Election Reform Enacted!

Marc Stier |

Yesterday, Governor Wolf signed Act 77, historic legislation that expands the opportunity to vote in Pennsylvania.

The legislation includes the following provisions:

No excuse mail-in voting: The law creates a new option to vote by mail without providing an excuse, which is currently required for voters using absentee ballots. Pennsylvania joins 31 other states and the District of Columbia in instituting mail-in voting.

Fifty-day mail-in voting period: All voters can request and submit their mail-in or absentee ballot up to 50 days before the election, which is the longest vote-by-mail period in the country. The law also allows county election officials to establish an unlimited number of satellite offices where citizens can register, pick up a mail-in ballot, and deposit their ballot. Establishing satellite offices in communities that have historically low voting rates will do much to encourage more Pennsylvanians to vote.

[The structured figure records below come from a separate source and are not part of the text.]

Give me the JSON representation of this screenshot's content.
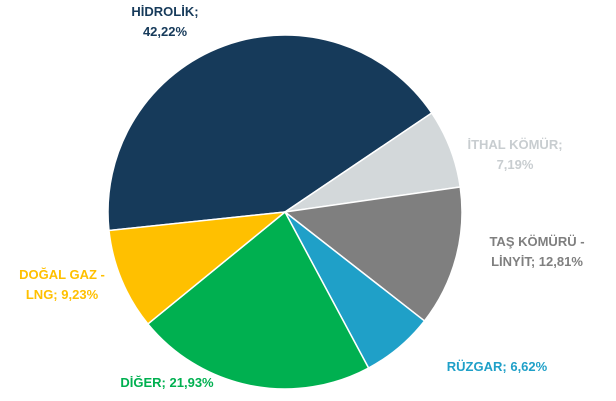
{
  "chart_data": {
    "type": "pie",
    "categories": [
      "HİDROLİK;",
      "İTHAL KÖMÜR;",
      "TAŞ KÖMÜRÜ - LİNYİT;",
      "RÜZGAR;",
      "DİĞER;",
      "DOĞAL GAZ - LNG;"
    ],
    "values": [
      42.22,
      7.19,
      12.81,
      6.62,
      21.93,
      9.23
    ],
    "value_labels": [
      "42,22%",
      "7,19%",
      "12,81%",
      "6,62%",
      "21,93%",
      "9,23%"
    ],
    "colors": [
      "#163a5a",
      "#d3d8da",
      "#7f7f7f",
      "#1fa0c8",
      "#00b050",
      "#ffc000"
    ]
  }
}
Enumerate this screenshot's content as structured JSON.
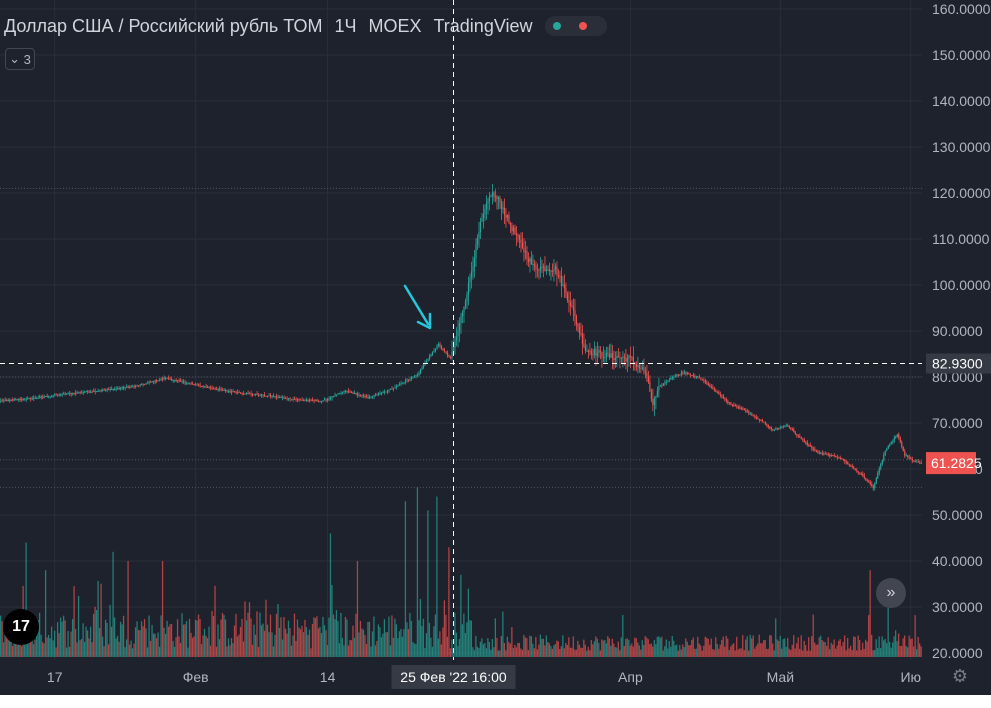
{
  "header": {
    "symbol": "Доллар США / Российский рубль ТОМ",
    "interval": "1Ч",
    "exchange": "MOEX",
    "source": "TradingView",
    "status_colors": [
      "#26a69a",
      "#ef5350"
    ]
  },
  "indicator_toggle": {
    "label": "3",
    "icon": "chevron-down-icon"
  },
  "logo": {
    "text": "17"
  },
  "icons": {
    "scroll": "double-chevron-right-icon",
    "settings": "gear-icon"
  },
  "colors": {
    "background": "#1e222d",
    "up": "#26a69a",
    "down": "#ef5350",
    "grid": "#2a2e39",
    "text": "#d1d4dc",
    "axis_text": "#b2b5be",
    "price_label_bg": "#ef5350",
    "crosshair_label_bg": "#1e222d",
    "arrow": "#26c6da"
  },
  "chart_data": {
    "type": "line",
    "title": "Доллар США / Российский рубль ТОМ",
    "y_axis": {
      "ticks": [
        160,
        150,
        140,
        130,
        120,
        110,
        100,
        90,
        80,
        70,
        60,
        50,
        40,
        30,
        20
      ],
      "tick_labels": [
        "160.0000",
        "150.0000",
        "140.0000",
        "130.0000",
        "120.0000",
        "110.0000",
        "100.0000",
        "90.0000",
        "80.0000",
        "70.0000",
        "60.0000",
        "50.0000",
        "40.0000",
        "30.0000",
        "20.0000"
      ],
      "ylim": [
        20,
        160
      ]
    },
    "x_axis": {
      "labels": [
        "17",
        "Фев",
        "14",
        "Апр",
        "Май",
        "Ию"
      ],
      "label_bar_index": [
        36,
        130,
        218,
        420,
        520,
        607
      ]
    },
    "current_price": {
      "label": "61.2825",
      "value": 61.2825
    },
    "crosshair": {
      "price_label": "82.9300",
      "price": 82.93,
      "time_label": "25 Фев '22   16:00",
      "bar_index": 302
    },
    "reference_lines": [
      121,
      80,
      62,
      56
    ],
    "close_keyframes": [
      [
        0,
        74.8
      ],
      [
        20,
        75.3
      ],
      [
        40,
        76.2
      ],
      [
        70,
        77.2
      ],
      [
        90,
        78.0
      ],
      [
        110,
        79.8
      ],
      [
        125,
        78.6
      ],
      [
        150,
        77.0
      ],
      [
        175,
        76.0
      ],
      [
        200,
        75.0
      ],
      [
        215,
        74.8
      ],
      [
        230,
        77.0
      ],
      [
        245,
        75.5
      ],
      [
        258,
        77.0
      ],
      [
        268,
        78.8
      ],
      [
        278,
        80.5
      ],
      [
        285,
        84.0
      ],
      [
        292,
        87.0
      ],
      [
        300,
        84.0
      ],
      [
        305,
        90.0
      ],
      [
        312,
        100.0
      ],
      [
        320,
        113.0
      ],
      [
        327,
        120.0
      ],
      [
        333,
        118.0
      ],
      [
        340,
        113.0
      ],
      [
        355,
        104.0
      ],
      [
        370,
        103.5
      ],
      [
        380,
        96.0
      ],
      [
        390,
        86.0
      ],
      [
        405,
        84.5
      ],
      [
        420,
        84.0
      ],
      [
        430,
        81.0
      ],
      [
        435,
        74.0
      ],
      [
        440,
        78.0
      ],
      [
        448,
        80.0
      ],
      [
        455,
        81.0
      ],
      [
        465,
        80.0
      ],
      [
        475,
        77.5
      ],
      [
        485,
        74.5
      ],
      [
        495,
        73.0
      ],
      [
        505,
        71.0
      ],
      [
        515,
        68.5
      ],
      [
        525,
        69.5
      ],
      [
        532,
        67.0
      ],
      [
        545,
        63.5
      ],
      [
        560,
        62.5
      ],
      [
        575,
        58.5
      ],
      [
        582,
        56.0
      ],
      [
        590,
        64.0
      ],
      [
        598,
        67.5
      ],
      [
        603,
        63.0
      ],
      [
        610,
        61.5
      ],
      [
        614,
        61.3
      ]
    ],
    "volume_scale_note": "volume panel shares y-axis 20-60 visually",
    "volume_spikes": [
      [
        17,
        44
      ],
      [
        30,
        38
      ],
      [
        75,
        42
      ],
      [
        85,
        40
      ],
      [
        108,
        40
      ],
      [
        220,
        46
      ],
      [
        238,
        40
      ],
      [
        270,
        53
      ],
      [
        278,
        56
      ],
      [
        285,
        51
      ],
      [
        291,
        54
      ],
      [
        299,
        43
      ],
      [
        307,
        37
      ],
      [
        312,
        34
      ],
      [
        580,
        38
      ],
      [
        592,
        36
      ]
    ]
  }
}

Permanent mail-in and absentee ballot list: Voters can request to receive applications for mail-in or absentee ballots for all primary, general, and special elections held in a given year. Counties will mail applications to voters on the list by the first Monday of each February. Voters who return an application will receive ballots for each election scheduled through the next February. Pennsylvania is the 12th state to provide voters with the automatic option.

15 more days to register to vote: The deadline to register to vote is extended to 15 days from 30 days before an election. Cutting the current deadline by half enables more people to participate in elections. The new, more flexible and voter-friendly deadlines provide more time to register to vote than in 24 other states.

Extended mail-in and absentee submission deadlines: Voters can submit mail-in and absentee ballots until 8 p.m. on election day. The current deadline is 5 p.m. on the Friday before an election, which is the most restrictive in the country. Pennsylvanians submitted 195,378 absentee ballots in 2018, but 8,162—more than 4%—missed the deadline and were rejected. The national average is only two percent.

The path to this victory was difficult. PBPC strongly urged Governor Wolf to veto legislation in the spring that eliminated straight-ticket voting while providing funds for new voting machines. That veto set the stage for this historic election reform bill.

PBPC did oppose one element of the bill: the elimination of straight-ticket voting because we believe that it will lead to fewer voters casting ballots for down-ballot races. But we believe that if implemented well, early and mail-in voting will do so much to encourage voting that it will make up for the loss of straight-ticket voting.

However, to do that, it is critical that county election boards move quickly and effectively to implement Act 77. The Pennsylvania Budget and Policy Center will be doing policy analysis and advocacy to ensure that sufficient funding is provided to make this happen.